Hosted by Cristina Muñoz Pinedo – Preclinical and experimental research in thoracic tumors (PReTT) group
(1) Todoric, J. et al. Fructose stimulated de novo lipogenesis is promoted by inflammation. Nat Metab 2, 1034-1045, (2020).
(2) Febbraio, M.A. & Karin, M. «Sweet death»: Fructose as a metabolic toxin that targets the gut-liver axis. Cell Metab, (2021).
(3) Carlessi R. et al. Single nucleus RNA sequencing of pre-malignant liver reveals disease associated hepatocyte state with HCC prognostic potential. Cell Genomics (in press 2023).
(4) Boslem E. Therapeutic blockade of ER stress and inflammation prevents NASH and progression to HCC. In review.
Professor Mark Febbraio is a National Health and Medical Research Council of Australia Senior Principal Investigator and the Head of the Cellular and Molecular Metabolism Laboratory within the Drug Discovery Program at Monash Institute of Pharmaceutical Sciences, Monash University Australia. He is also the Founder of the recently incorporated company Celesta Therapeutics. His research is focussed on understanding mechanisms associated with exercise, obesity, type 2 diabetes and cancer and his aim is to develop novel drugs to treat lifestyle related diseases. He has authored over 280 peer reviewed papers in leading journals and has over 45,000 career citations.
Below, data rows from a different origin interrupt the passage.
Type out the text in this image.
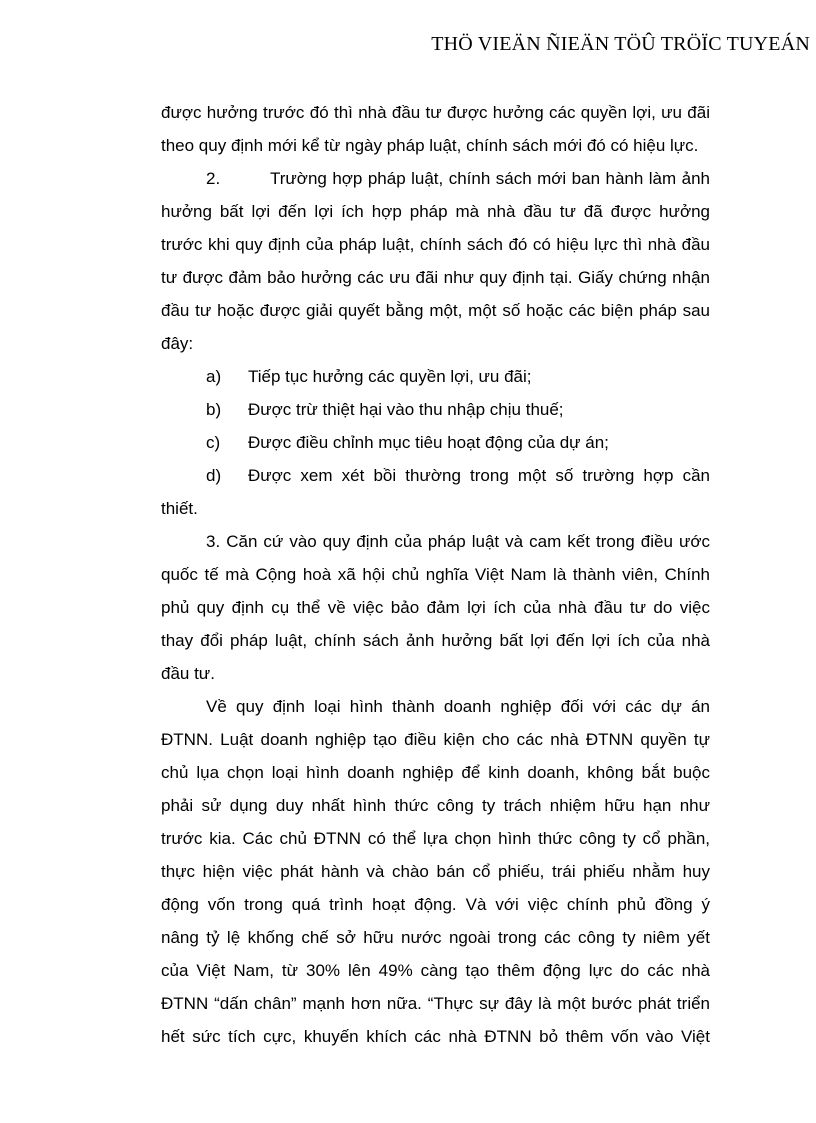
THÖ VIEÄN ÑIEÄN TÖÛ TRÖÏC TUYEÁN
được hưởng trước đó thì nhà đầu tư được hưởng các quyền lợi, ưu đãi
theo quy định mới kể từ ngày pháp luật, chính sách mới đó có hiệu lực.
2.	Trường hợp pháp luật, chính sách mới ban hành làm ảnh
hưởng bất lợi đến lợi ích hợp pháp mà nhà đầu tư đã được hưởng
trước khi quy định của pháp luật, chính sách đó có hiệu lực thì nhà đầu
tư được đảm bảo hưởng các ưu đãi như quy định tại. Giấy chứng nhận
đầu tư hoặc được giải quyết bằng một, một số hoặc các biện pháp sau
đây:
a) Tiếp tục hưởng các quyền lợi, ưu đãi;
b) Được trừ thiệt hại vào thu nhập chịu thuế;
c) Được điều chỉnh mục tiêu hoạt động của dự án;
d) Được xem xét bồi thường trong một số trường hợp cần
thiết.
3. Căn cứ vào quy định của pháp luật và cam kết trong điều ước
quốc tế mà Cộng hoà xã hội chủ nghĩa Việt Nam là thành viên, Chính
phủ quy định cụ thể về việc bảo đảm lợi ích của nhà đầu tư do việc
thay đổi pháp luật, chính sách ảnh hưởng bất lợi đến lợi ích của nhà
đầu tư.
Về quy định loại hình thành doanh nghiệp đối với các dự án
ĐTNN. Luật doanh nghiệp tạo điều kiện cho các nhà ĐTNN quyền tự
chủ lụa chọn loại hình doanh nghiệp để kinh doanh, không bắt buộc
phải sử dụng duy nhất hình thức công ty trách nhiệm hữu hạn như
trước kia. Các chủ ĐTNN có thể lựa chọn hình thức công ty cổ phần,
thực hiện việc phát hành và chào bán cổ phiếu, trái phiếu nhằm huy
động vốn trong quá trình hoạt động. Và với việc chính phủ đồng ý
nâng tỷ lệ khống chế sở hữu nước ngoài trong các công ty niêm yết
của Việt Nam, từ 30% lên 49% càng tạo thêm động lực do các nhà
ĐTNN “dấn chân” mạnh hơn nữa. “Thực sự đây là một bước phát triển
hết sức tích cực, khuyến khích các nhà ĐTNN bỏ thêm vốn vào Việt
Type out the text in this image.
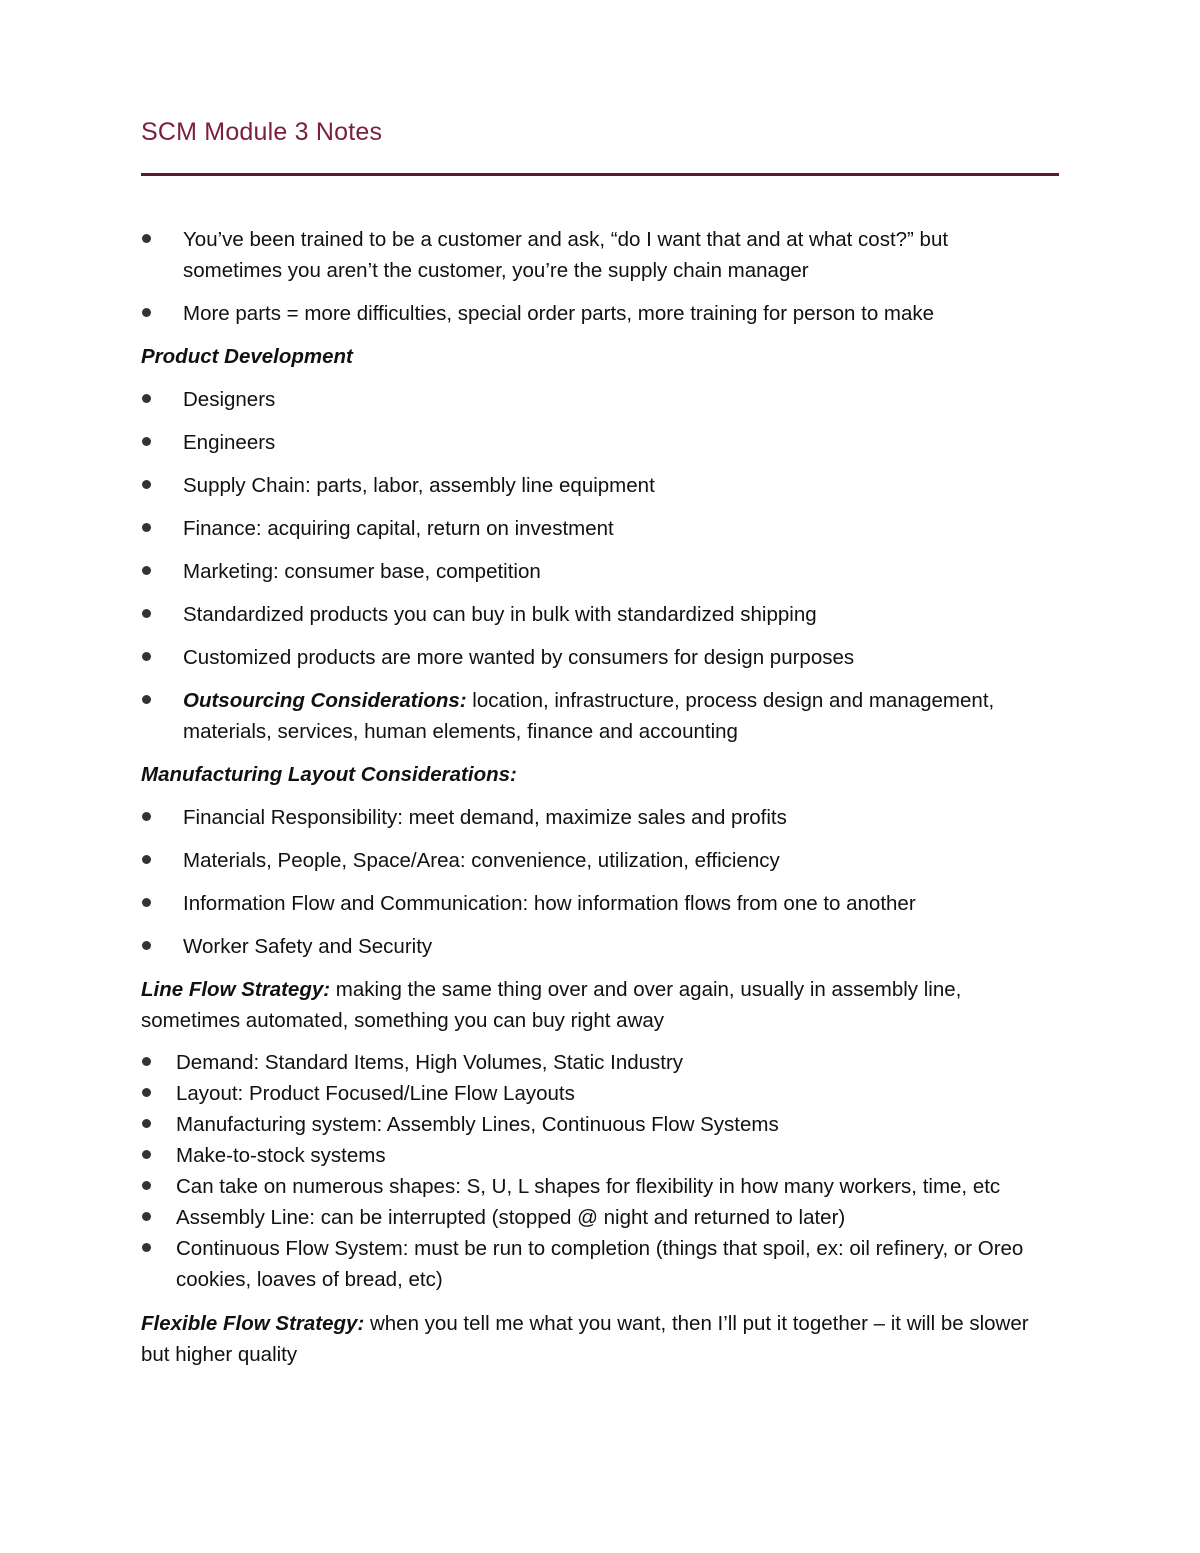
SCM Module 3 Notes
You’ve been trained to be a customer and ask, “do I want that and at what cost?” but sometimes you aren’t the customer, you’re the supply chain manager
More parts = more difficulties, special order parts, more training for person to make
Product Development
Designers
Engineers
Supply Chain: parts, labor, assembly line equipment
Finance: acquiring capital, return on investment
Marketing: consumer base, competition
Standardized products you can buy in bulk with standardized shipping
Customized products are more wanted by consumers for design purposes
Outsourcing Considerations: location, infrastructure, process design and management, materials, services, human elements, finance and accounting
Manufacturing Layout Considerations:
Financial Responsibility: meet demand, maximize sales and profits
Materials, People, Space/Area: convenience, utilization, efficiency
Information Flow and Communication: how information flows from one to another
Worker Safety and Security
Line Flow Strategy: making the same thing over and over again, usually in assembly line, sometimes automated, something you can buy right away
Demand: Standard Items, High Volumes, Static Industry
Layout: Product Focused/Line Flow Layouts
Manufacturing system: Assembly Lines, Continuous Flow Systems
Make-to-stock systems
Can take on numerous shapes: S, U, L shapes for flexibility in how many workers, time, etc
Assembly Line: can be interrupted (stopped @ night and returned to later)
Continuous Flow System: must be run to completion (things that spoil, ex: oil refinery, or Oreo cookies, loaves of bread, etc)
Flexible Flow Strategy: when you tell me what you want, then I’ll put it together – it will be slower but higher quality
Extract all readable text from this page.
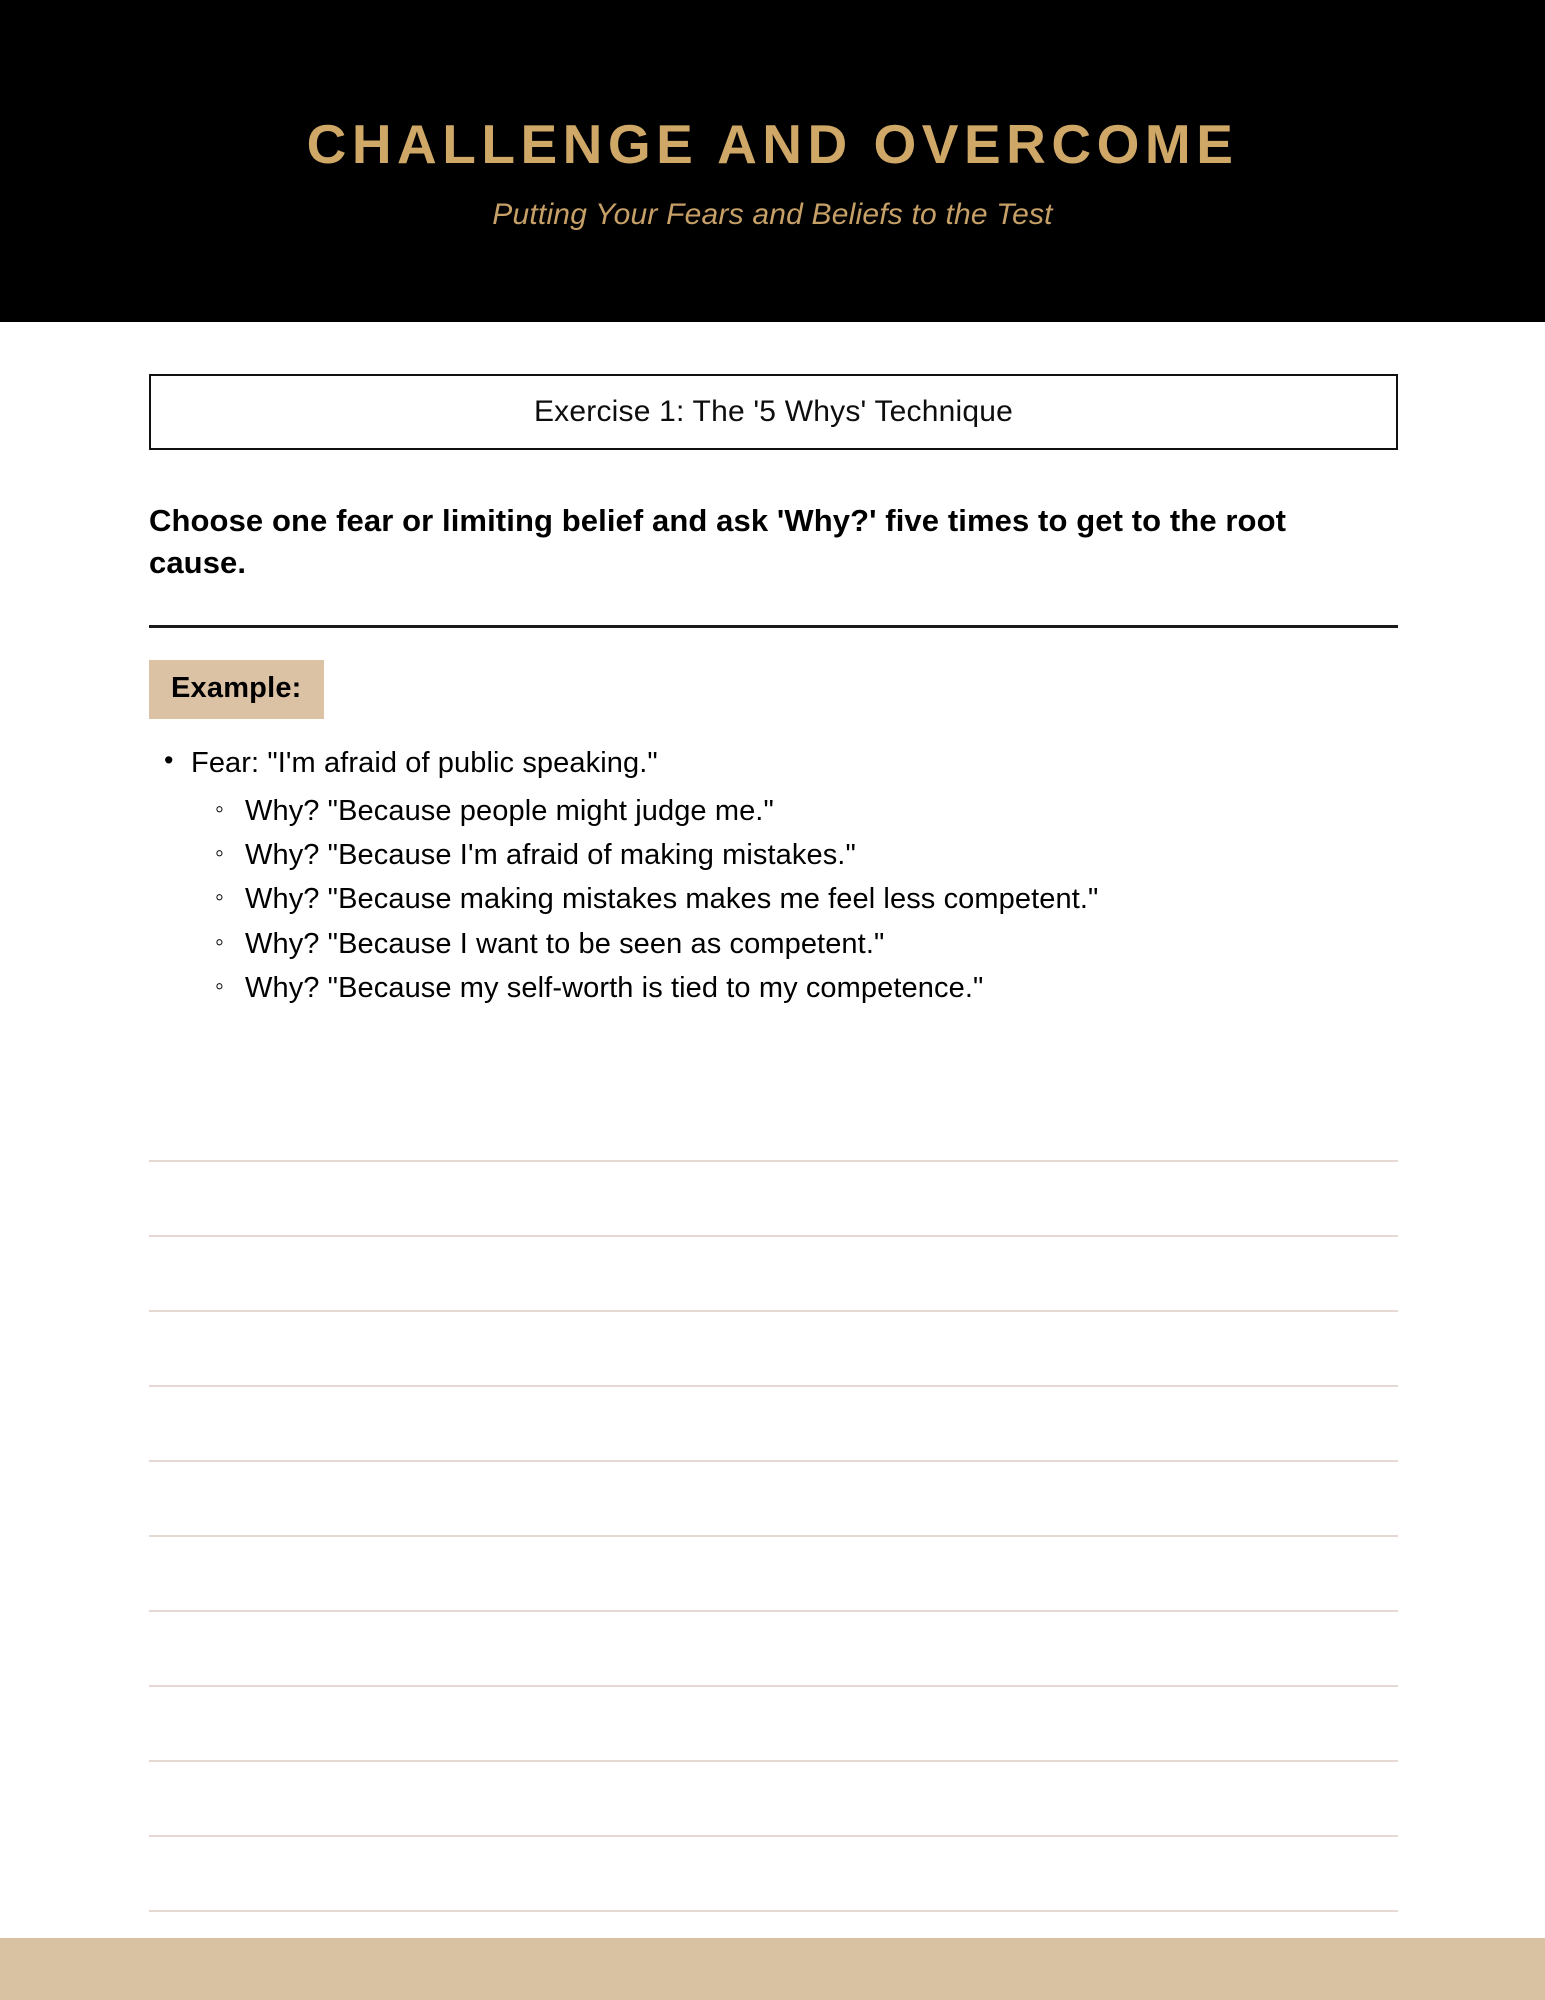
CHALLENGE AND OVERCOME

Putting Your Fears and Beliefs to the Test

Exercise 1: The '5 Whys' Technique

Choose one fear or limiting belief and ask 'Why?' five times to get to the root cause.

Example:
• Fear: "I'm afraid of public speaking."
◦ Why? "Because people might judge me."
◦ Why? "Because I'm afraid of making mistakes."
◦ Why? "Because making mistakes makes me feel less competent."
◦ Why? "Because I want to be seen as competent."
◦ Why? "Because my self-worth is tied to my competence."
Throughout his career, he has won many prestigious awards including the A K McIntyre Prize for significant contributions to Australian Physiological Science (1999), the Kellion Award for the Australian Diabetes Society (2017), The Eureka Scientific Prize (2020), The GSK Award for Research Excellence (2020), The Endocrinology Society UK International Medal (2021) the Kirsten and Freddy Johansen Rigshospitalet International Award, Denmark (2022) and The Faculty of Pharmacy and Pharmaceutical Sciences, Monash University Award for Excellence in Research (2022).